🤖 AI Summary
This work investigates trajectory imitation learning in the complex 3D game *Bleeding Edge*, addressing robustness challenges arising from environmental stochasticity and train-deploy distribution shift. To mitigate uncertainty bias in inverse dynamics models (IDMs), we propose a multi-scale future alignment strategy. We systematically evaluate combinations of visual encoders—DINOv2 versus from-scratch trained—and policy heads—GPT-style (autoregressive) versus MLP-style (feedforward).

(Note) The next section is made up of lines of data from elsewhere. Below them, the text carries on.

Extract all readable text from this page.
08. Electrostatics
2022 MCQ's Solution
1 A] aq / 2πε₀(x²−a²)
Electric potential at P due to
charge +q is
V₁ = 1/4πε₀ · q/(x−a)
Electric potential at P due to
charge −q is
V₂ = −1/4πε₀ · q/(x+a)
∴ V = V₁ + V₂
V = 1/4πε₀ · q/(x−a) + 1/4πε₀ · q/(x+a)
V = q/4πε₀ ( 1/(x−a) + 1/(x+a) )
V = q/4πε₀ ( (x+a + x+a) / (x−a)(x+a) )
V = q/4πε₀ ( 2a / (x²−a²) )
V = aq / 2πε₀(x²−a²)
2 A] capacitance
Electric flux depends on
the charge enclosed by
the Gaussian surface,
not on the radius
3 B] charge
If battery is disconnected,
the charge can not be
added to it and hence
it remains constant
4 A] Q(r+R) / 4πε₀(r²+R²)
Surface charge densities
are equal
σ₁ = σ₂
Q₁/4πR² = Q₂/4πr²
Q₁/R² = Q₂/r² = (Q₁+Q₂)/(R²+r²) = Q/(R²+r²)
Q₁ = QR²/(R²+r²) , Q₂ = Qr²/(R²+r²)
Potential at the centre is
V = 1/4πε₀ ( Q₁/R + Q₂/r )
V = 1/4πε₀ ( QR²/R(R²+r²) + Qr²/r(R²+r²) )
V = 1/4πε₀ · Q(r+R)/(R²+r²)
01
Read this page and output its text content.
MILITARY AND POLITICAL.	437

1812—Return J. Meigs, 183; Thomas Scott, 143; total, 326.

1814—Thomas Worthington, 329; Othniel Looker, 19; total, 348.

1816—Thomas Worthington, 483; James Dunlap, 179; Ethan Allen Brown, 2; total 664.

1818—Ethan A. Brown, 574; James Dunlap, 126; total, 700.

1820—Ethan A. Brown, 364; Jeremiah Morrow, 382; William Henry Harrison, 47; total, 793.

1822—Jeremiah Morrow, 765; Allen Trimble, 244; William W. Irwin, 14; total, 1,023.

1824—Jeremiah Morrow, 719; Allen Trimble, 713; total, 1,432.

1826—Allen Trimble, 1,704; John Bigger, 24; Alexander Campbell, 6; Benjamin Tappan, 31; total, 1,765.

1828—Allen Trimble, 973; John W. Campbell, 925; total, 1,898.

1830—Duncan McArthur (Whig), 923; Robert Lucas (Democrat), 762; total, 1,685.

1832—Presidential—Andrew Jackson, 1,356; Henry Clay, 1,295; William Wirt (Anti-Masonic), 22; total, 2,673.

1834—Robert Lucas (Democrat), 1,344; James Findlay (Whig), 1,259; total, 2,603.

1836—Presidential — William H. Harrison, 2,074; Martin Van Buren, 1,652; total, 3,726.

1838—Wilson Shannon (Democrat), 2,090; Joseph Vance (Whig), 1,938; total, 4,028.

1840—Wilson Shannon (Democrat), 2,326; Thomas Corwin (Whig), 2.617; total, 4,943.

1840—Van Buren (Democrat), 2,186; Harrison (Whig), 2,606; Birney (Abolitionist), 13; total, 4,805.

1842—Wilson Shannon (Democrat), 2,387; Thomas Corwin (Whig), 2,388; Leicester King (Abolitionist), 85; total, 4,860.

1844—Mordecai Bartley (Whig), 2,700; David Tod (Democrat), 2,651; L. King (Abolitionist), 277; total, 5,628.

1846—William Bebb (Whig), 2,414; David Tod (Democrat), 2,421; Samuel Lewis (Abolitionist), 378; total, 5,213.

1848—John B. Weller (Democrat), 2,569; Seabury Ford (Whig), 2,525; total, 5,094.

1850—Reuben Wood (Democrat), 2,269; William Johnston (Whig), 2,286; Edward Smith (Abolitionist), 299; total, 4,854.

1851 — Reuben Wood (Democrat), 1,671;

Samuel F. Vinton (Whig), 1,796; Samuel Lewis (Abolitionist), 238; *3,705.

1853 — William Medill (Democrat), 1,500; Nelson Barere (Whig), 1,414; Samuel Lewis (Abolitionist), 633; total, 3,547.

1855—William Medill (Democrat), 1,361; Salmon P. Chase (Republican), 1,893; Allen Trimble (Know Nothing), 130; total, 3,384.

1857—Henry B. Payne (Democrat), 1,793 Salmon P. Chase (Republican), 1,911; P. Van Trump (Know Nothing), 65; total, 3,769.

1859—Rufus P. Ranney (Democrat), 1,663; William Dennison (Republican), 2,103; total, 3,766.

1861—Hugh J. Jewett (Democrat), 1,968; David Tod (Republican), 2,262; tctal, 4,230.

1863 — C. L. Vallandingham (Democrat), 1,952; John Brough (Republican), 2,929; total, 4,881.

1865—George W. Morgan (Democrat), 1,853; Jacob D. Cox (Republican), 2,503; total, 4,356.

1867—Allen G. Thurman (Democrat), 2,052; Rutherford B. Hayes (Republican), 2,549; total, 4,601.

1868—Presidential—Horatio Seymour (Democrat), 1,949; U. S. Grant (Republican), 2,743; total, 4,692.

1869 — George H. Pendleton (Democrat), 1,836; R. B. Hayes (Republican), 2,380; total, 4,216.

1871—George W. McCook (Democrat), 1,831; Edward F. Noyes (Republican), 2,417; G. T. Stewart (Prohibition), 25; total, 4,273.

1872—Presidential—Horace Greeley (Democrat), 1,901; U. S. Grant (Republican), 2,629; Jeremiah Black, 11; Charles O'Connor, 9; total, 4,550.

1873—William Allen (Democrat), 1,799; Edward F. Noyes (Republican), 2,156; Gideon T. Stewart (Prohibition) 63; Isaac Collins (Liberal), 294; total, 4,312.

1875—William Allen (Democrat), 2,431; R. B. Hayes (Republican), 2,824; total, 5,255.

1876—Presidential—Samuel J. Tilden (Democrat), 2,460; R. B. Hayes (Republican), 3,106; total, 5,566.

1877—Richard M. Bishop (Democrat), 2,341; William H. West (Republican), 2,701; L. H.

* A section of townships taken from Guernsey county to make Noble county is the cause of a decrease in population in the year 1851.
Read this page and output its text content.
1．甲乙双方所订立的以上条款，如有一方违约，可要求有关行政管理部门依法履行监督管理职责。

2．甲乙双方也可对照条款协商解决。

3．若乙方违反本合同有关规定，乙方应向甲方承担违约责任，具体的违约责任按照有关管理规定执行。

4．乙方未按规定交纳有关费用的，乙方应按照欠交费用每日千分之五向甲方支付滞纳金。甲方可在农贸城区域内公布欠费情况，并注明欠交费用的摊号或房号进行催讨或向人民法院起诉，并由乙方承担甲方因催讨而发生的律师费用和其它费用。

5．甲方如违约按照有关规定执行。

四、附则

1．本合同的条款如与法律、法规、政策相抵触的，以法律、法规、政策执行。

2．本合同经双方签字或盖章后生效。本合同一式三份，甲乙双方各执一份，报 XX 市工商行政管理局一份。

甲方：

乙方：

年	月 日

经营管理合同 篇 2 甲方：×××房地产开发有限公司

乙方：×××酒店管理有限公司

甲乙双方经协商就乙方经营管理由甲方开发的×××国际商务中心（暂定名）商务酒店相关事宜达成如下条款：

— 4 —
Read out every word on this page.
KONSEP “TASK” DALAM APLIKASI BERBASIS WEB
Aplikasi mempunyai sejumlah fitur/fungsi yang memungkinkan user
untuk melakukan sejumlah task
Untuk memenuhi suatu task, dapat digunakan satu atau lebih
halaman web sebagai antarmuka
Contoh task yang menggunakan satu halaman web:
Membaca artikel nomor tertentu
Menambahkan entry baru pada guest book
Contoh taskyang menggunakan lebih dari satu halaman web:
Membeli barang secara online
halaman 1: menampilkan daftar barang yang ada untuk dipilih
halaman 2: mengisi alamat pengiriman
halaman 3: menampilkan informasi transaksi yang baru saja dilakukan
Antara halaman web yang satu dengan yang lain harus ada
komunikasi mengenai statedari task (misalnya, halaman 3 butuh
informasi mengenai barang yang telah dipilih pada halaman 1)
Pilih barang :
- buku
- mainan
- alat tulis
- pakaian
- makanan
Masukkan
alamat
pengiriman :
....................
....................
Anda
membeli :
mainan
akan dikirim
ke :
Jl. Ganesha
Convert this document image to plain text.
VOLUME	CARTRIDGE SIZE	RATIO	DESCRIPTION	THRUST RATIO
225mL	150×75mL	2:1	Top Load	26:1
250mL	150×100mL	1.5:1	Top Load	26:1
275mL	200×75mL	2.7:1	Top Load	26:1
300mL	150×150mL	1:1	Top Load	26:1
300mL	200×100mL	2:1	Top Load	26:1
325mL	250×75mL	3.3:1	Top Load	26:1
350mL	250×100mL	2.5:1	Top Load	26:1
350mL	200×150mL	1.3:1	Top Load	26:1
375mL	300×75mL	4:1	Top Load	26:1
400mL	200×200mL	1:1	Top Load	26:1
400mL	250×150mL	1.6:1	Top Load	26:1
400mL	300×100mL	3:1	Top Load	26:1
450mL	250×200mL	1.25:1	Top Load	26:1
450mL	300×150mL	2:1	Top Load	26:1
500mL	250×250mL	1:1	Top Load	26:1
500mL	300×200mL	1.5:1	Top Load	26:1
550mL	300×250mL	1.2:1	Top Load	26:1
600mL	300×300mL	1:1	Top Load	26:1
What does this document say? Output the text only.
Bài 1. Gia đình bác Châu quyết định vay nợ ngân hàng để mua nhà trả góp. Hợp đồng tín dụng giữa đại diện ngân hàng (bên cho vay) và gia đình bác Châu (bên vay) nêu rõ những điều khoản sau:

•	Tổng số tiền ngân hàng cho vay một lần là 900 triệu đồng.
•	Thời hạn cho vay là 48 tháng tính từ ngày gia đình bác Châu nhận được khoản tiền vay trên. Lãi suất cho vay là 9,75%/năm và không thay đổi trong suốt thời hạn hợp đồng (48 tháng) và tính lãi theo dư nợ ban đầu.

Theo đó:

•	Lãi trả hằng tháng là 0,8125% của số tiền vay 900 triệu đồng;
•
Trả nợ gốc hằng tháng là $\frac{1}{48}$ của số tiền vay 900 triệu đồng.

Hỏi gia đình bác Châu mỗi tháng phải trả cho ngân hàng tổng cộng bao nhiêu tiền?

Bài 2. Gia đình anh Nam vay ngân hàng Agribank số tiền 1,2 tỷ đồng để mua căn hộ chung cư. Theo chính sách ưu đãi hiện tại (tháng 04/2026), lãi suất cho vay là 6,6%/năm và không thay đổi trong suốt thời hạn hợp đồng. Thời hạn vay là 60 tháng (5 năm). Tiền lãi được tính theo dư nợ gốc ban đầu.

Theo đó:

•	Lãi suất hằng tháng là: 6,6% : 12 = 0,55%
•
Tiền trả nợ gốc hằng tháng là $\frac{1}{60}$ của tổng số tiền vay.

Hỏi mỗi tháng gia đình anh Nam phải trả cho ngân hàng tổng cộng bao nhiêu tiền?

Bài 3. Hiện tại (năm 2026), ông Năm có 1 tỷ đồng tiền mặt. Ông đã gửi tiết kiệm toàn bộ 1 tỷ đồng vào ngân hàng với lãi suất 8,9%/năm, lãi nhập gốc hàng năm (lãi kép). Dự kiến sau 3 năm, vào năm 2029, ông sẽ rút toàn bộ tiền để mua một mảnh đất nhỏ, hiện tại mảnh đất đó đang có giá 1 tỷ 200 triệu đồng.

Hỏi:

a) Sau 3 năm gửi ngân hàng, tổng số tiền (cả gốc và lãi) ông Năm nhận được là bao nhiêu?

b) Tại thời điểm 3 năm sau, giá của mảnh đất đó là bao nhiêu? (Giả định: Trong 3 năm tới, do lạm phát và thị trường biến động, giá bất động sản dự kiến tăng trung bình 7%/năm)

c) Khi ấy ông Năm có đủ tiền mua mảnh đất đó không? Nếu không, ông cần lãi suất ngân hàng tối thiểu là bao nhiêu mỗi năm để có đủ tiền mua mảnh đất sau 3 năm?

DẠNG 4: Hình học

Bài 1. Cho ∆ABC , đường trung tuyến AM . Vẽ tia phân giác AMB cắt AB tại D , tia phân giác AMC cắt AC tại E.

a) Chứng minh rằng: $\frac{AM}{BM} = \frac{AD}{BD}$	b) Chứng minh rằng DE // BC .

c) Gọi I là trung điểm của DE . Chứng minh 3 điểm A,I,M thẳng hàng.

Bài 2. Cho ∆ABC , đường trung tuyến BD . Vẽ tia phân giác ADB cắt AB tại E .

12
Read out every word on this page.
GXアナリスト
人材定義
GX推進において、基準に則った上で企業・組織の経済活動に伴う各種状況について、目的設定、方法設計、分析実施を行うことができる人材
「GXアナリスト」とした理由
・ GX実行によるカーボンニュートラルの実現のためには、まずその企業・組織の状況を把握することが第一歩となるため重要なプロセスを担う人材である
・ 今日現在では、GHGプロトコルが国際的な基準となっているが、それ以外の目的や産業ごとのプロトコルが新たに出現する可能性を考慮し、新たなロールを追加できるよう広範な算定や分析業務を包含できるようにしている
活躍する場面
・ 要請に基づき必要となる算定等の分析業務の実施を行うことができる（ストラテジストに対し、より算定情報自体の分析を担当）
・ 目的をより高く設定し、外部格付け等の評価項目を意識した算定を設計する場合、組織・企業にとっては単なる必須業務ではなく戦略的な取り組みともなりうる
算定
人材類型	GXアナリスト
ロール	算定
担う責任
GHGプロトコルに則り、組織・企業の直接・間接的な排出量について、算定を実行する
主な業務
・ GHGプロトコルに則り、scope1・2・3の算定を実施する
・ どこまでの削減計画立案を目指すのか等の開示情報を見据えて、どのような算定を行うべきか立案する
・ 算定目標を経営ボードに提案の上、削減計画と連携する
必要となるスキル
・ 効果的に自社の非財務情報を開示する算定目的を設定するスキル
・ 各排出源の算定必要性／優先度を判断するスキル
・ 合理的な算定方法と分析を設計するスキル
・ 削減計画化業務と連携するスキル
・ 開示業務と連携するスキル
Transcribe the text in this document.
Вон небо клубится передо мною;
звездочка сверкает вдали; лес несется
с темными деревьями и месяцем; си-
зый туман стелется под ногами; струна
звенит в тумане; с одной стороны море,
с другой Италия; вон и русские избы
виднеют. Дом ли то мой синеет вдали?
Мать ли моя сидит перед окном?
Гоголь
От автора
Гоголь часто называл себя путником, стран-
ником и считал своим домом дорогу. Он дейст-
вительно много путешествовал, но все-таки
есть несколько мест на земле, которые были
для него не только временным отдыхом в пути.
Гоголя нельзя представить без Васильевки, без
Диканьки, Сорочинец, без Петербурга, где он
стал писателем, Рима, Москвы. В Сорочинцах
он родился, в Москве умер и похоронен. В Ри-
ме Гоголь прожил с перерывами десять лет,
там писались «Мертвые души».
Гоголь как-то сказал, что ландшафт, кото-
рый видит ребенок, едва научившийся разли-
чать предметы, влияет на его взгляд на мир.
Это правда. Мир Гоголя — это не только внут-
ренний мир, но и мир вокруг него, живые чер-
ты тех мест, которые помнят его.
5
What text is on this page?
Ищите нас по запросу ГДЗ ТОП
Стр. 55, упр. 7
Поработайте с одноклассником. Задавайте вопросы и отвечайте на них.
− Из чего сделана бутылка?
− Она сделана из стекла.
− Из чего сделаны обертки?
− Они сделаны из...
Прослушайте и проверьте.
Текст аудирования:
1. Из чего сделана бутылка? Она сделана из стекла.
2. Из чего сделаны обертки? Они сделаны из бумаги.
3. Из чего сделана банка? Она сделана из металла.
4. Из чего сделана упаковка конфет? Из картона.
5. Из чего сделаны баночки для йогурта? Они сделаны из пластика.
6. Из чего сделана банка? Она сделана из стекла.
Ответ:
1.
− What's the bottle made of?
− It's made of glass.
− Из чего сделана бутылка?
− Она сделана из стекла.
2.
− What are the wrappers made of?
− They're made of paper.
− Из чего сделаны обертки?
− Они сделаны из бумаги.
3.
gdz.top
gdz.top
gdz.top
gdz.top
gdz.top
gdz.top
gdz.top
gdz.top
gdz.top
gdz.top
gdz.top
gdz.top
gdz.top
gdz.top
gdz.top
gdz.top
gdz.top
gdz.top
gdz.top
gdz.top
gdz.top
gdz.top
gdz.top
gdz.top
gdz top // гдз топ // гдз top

Results show that, with sufficient data, a self-trained encoder paired with a GPT-style head achieves optimal performance; under low-data regimes, DINOv2 with a GPT-style head is superior; and under pretraining-fine-tuning, both head types converge in performance. Additionally, we introduce a trajectory deviation quantification metric, enabling fine-grained robustness analysis for imitation learning. Our study provides principled insights into architecture selection and evaluation methodology for robust behavioral cloning in stochastic 3D environments.
📝 Abstract
Imitation learning is a powerful tool for training agents by leveraging expert knowledge, and being able to replicate a given trajectory is an integral part of it. In complex environments, like modern 3D video games, distribution shift and stochasticity necessitate robust approaches beyond simple action replay. In this study, we apply Inverse Dynamics Models (IDM) with different encoders and policy heads to trajectory following in a modern 3D video game -- Bleeding Edge. Additionally, we investigate several future alignment strategies that address the distribution shift caused by the aleatoric uncertainty and imperfections of the agent. We measure both the trajectory deviation distance and the first significant deviation point between the reference and the agent's trajectory and show that the optimal configuration depends on the chosen setting. Our results show that in a diverse data setting, a GPT-style policy head with an encoder trained from scratch performs the best, DINOv2 encoder with the GPT-style policy head gives the best results in the low data regime, and both GPT-style and MLP-style policy heads had comparable results when pre-trained on a diverse setting and fine-tuned for a specific behaviour setting.